We are not the only country to be concerned with the sustainability of this workforce. Academics from the US have published an article about how regulations may be relaxed to sustain a pandemic workforce. Such skills-substitution is a useful consideration for the Australian context too. Other suggestions in the US relate to mobilising low-risk prison population, or drawing on retirees. In Australia, there are recruitment pools which seek applications from those not currently employed in the public health system, but also second- and third- year nursing students. Elsewhere, medical students are being considered to assist for routine duties, but why stop here?
What can be improved to sustain the pandemic workforce?
Estimates suggest that the current mortality in the United States could have been reduced by 90% if measures had been put in place two weeks earlier. We have been lucky in Australia: our mortality has been low, and our case rate has been decreasing. However, it is also unlikely that a great majority of Australians has been infected already, and so absent of technology or elimination, a second wave could occur. If it does, timing of public health interventions is crucial, and these rely on a workforce that is ready to go.
Many unemployed persons in Australia could serve as a pool of workers to carry out essential public health activities, such as screening or low-risk care work, and if there are current soft restrictions preventing this, these should be interrogated. This would involve creating roles that consist of essential low-skill tasks and duties which could be implemented by the Work for the Dole program. For workers whose vocation is health care, this would create opportunities for future caring roles (e.g. aged care work), but for those whose vocation lies elsewhere, there should be appropriate help given after their duties are done. For those who can fill this workforce, they should be incentivised to do so, and these incentives should be reviewed when business-as-usual sectors become competitive alternatives. However, incentives must be carefully considered due to the inherent risks of the work and the existing vulnerabilities of workers.
For those who are looking online for these jobs, advertisements should be made easy to find. Currently, if one searches 'COVID' in an attempt to participate in this workforce, they are likely to find false-positive results at a rate 3:1 (e.g. a job advertisement which has in its description ‘due to COVID, we are temporarily suspending hiring’). Making pandemic workforce jobs easier to find would be a simple matter of a check-box which advertisers could fill to flag their job as part of the response.

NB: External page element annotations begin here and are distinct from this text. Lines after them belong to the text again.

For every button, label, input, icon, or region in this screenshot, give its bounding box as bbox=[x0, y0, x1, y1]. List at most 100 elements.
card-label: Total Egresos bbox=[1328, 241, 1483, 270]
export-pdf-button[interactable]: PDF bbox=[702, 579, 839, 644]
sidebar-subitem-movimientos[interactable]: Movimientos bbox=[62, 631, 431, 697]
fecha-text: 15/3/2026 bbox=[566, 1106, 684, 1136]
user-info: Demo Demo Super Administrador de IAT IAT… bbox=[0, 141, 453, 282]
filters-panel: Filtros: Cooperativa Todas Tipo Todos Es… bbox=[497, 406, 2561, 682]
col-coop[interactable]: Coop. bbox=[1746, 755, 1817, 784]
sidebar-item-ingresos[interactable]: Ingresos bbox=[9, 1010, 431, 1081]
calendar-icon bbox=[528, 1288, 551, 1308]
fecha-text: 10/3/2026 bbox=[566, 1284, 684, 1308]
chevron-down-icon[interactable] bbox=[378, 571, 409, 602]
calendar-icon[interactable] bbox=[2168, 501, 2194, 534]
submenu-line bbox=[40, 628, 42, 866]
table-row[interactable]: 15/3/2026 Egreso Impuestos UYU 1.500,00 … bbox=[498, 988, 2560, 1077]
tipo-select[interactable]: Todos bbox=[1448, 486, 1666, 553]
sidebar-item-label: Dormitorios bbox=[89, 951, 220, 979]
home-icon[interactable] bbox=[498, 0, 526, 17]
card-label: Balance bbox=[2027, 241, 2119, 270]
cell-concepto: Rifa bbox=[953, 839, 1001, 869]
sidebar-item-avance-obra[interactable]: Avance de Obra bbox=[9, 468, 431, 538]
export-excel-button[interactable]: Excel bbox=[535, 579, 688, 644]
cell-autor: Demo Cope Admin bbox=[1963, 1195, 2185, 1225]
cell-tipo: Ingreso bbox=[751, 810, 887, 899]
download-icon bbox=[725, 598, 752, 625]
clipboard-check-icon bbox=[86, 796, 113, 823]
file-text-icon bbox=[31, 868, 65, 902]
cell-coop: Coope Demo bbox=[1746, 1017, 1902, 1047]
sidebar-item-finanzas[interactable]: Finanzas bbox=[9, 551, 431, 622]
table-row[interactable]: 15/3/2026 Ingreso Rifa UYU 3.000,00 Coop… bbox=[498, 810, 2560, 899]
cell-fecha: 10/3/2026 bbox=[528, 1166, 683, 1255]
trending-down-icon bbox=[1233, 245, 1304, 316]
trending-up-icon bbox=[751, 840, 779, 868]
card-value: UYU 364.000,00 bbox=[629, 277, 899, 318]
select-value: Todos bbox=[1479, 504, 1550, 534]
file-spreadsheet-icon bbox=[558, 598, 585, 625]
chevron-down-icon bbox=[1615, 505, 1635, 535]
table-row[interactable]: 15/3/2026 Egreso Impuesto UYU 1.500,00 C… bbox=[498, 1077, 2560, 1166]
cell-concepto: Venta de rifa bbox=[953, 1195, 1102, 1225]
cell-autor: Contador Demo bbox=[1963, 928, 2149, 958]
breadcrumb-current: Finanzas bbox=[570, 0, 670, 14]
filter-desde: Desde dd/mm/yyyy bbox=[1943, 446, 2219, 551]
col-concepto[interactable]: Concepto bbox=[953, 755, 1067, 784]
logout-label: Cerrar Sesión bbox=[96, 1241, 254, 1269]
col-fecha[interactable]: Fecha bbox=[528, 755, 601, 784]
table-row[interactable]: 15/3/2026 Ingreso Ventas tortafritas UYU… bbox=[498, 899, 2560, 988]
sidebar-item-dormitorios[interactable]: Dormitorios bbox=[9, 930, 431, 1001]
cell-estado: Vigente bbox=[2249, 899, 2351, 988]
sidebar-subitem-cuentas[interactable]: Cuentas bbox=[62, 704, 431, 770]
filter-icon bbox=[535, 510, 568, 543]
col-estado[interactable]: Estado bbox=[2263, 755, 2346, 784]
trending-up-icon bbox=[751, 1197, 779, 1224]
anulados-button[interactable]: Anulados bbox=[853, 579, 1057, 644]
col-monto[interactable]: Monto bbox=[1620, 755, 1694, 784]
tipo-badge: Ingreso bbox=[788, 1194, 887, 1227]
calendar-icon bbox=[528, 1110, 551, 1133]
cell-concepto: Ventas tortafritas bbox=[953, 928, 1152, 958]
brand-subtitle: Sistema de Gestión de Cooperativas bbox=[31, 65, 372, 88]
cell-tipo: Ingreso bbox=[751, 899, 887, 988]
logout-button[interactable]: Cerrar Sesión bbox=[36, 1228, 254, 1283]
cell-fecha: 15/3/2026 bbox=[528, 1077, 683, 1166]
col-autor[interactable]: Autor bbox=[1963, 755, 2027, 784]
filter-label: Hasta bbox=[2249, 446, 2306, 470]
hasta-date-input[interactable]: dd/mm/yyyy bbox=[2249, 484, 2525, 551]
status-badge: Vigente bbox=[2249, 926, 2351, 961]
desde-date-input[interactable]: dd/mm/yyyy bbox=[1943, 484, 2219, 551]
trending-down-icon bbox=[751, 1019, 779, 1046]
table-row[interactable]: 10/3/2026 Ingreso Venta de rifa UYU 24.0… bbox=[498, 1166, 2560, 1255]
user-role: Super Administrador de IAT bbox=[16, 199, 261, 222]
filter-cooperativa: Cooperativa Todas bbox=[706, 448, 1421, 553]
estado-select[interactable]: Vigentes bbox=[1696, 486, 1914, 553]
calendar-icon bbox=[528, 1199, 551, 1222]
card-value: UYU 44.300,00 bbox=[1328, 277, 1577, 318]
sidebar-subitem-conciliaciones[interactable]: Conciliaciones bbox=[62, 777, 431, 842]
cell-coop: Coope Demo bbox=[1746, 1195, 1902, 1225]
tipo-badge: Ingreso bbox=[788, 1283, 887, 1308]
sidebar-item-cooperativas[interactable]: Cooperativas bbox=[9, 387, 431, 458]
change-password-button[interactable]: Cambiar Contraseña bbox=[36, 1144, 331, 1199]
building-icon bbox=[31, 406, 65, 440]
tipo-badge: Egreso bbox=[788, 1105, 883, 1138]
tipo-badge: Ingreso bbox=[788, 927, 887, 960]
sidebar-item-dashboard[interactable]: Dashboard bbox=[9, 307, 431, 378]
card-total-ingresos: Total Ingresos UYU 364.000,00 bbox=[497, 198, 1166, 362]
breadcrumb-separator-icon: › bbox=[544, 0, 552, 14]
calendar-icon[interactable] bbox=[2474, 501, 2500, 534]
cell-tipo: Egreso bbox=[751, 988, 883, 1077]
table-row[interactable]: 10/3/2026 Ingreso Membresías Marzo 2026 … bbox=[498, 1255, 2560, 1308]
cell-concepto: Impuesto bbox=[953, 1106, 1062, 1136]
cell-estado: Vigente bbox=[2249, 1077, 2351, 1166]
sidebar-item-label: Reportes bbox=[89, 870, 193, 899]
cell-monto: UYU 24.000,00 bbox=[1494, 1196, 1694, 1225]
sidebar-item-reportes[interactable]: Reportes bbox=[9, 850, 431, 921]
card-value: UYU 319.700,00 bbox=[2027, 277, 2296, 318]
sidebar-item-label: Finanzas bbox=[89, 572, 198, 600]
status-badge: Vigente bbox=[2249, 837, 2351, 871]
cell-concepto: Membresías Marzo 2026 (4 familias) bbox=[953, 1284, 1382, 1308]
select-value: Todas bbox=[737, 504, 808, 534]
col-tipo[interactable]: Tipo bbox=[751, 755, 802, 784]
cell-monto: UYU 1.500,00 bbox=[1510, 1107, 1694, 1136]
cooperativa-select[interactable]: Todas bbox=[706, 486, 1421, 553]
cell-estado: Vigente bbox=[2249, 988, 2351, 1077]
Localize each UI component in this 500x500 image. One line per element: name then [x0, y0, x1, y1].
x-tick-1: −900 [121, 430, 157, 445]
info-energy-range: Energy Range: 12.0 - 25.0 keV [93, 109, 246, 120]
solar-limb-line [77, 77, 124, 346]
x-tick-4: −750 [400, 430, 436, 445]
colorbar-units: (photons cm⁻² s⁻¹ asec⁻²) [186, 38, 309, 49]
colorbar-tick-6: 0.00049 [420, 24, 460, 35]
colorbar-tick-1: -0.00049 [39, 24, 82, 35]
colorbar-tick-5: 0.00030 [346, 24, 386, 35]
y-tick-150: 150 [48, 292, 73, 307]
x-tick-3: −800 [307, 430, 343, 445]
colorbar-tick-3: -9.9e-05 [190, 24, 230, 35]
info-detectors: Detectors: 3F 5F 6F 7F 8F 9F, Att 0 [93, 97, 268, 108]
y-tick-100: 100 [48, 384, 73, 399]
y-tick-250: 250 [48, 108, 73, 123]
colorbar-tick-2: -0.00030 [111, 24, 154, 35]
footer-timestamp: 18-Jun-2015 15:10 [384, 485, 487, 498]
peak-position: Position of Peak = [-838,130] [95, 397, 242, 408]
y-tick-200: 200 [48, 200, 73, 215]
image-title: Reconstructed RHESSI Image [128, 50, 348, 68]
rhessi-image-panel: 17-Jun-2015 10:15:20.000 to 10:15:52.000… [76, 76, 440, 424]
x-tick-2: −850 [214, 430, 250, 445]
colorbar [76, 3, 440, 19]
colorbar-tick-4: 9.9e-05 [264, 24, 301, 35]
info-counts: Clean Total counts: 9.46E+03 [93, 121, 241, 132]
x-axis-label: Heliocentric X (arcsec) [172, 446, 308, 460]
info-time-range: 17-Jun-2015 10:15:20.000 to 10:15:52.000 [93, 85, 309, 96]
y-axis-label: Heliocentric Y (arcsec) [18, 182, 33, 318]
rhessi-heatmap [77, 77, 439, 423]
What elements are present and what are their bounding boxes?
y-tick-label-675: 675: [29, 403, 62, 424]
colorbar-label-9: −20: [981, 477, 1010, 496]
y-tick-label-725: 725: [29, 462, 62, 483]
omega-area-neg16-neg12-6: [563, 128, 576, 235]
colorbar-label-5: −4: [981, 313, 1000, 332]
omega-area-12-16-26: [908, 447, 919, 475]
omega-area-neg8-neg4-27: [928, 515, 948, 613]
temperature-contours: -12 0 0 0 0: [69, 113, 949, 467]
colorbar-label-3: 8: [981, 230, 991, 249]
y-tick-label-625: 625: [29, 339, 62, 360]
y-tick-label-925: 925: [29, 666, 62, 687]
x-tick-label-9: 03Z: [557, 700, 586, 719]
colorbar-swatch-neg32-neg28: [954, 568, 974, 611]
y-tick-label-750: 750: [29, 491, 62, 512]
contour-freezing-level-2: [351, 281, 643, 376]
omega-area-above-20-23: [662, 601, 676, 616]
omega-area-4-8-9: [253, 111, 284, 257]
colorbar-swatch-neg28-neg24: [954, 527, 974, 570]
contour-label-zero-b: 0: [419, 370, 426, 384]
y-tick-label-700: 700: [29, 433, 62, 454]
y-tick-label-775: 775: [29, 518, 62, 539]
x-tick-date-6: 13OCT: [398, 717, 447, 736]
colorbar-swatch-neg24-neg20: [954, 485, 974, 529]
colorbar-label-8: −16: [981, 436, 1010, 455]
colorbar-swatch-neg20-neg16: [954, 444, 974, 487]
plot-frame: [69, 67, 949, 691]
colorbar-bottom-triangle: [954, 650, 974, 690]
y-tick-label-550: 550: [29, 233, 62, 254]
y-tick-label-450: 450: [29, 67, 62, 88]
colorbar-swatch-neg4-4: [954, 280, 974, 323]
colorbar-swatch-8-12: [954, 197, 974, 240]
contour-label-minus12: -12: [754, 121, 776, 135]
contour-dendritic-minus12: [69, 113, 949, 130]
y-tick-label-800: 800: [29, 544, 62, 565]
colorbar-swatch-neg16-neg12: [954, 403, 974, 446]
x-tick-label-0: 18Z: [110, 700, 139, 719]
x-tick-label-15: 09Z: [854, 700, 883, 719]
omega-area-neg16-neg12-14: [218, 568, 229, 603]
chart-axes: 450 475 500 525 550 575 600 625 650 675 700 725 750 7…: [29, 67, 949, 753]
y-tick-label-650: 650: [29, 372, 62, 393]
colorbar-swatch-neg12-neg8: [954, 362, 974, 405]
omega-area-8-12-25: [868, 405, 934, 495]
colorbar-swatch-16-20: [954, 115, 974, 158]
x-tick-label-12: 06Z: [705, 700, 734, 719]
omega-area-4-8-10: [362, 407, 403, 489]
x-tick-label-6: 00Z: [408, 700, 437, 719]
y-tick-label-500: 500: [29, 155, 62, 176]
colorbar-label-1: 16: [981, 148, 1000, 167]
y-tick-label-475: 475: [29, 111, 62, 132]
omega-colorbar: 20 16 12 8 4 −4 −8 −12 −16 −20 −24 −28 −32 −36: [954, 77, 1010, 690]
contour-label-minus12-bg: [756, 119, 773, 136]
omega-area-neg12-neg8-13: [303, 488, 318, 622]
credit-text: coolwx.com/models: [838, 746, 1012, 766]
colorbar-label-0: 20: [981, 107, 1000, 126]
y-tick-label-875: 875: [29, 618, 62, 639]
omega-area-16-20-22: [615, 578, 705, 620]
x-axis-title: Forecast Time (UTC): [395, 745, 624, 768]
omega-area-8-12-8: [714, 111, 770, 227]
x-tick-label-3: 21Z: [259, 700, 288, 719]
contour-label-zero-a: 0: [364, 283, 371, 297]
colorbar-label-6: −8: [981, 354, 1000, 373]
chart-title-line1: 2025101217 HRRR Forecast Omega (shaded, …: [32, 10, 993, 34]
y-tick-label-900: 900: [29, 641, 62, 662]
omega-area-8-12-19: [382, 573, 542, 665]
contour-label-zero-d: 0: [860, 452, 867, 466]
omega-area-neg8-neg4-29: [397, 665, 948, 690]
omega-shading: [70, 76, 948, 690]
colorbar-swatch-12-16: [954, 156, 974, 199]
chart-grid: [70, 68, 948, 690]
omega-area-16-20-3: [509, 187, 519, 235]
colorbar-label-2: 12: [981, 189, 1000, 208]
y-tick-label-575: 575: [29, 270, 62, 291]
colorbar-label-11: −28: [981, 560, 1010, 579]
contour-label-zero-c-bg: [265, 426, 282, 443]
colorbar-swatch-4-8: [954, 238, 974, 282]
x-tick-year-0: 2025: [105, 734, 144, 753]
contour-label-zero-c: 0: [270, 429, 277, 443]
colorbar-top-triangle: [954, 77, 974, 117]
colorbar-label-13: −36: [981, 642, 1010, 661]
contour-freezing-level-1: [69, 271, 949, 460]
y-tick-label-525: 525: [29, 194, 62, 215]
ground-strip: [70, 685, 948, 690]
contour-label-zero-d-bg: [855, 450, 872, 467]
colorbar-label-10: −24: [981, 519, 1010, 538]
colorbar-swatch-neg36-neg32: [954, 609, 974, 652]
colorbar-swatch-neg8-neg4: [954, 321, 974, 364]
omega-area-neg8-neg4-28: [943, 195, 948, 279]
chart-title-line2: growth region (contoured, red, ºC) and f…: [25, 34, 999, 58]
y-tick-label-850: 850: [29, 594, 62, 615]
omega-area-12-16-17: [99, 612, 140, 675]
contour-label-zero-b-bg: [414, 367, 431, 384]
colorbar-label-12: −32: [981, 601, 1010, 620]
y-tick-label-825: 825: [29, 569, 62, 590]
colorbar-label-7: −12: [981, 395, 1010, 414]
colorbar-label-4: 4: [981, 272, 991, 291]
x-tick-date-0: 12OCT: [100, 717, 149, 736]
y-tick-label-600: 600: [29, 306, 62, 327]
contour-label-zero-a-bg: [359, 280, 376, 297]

The other important piece of the puzzle is to have a solid plan of attack. At the time of writing, the current Australian COVID-19 health-system response plan is vague about what will need to be done during the ‘stand-down’ and ‘preparedness’ phases. There needs to be a clear way forward, which estimates how many workers will be needed, and errs on the side of generosity lest we are underprepared.
Rory Watts is a PhD candidate with the School of Population and Global Health at UWA. He thanks his supervisors Dr Ian Li, Dr Devin Bowles and Professor Colleen Fisher for their continued support. Views in this piece are his own.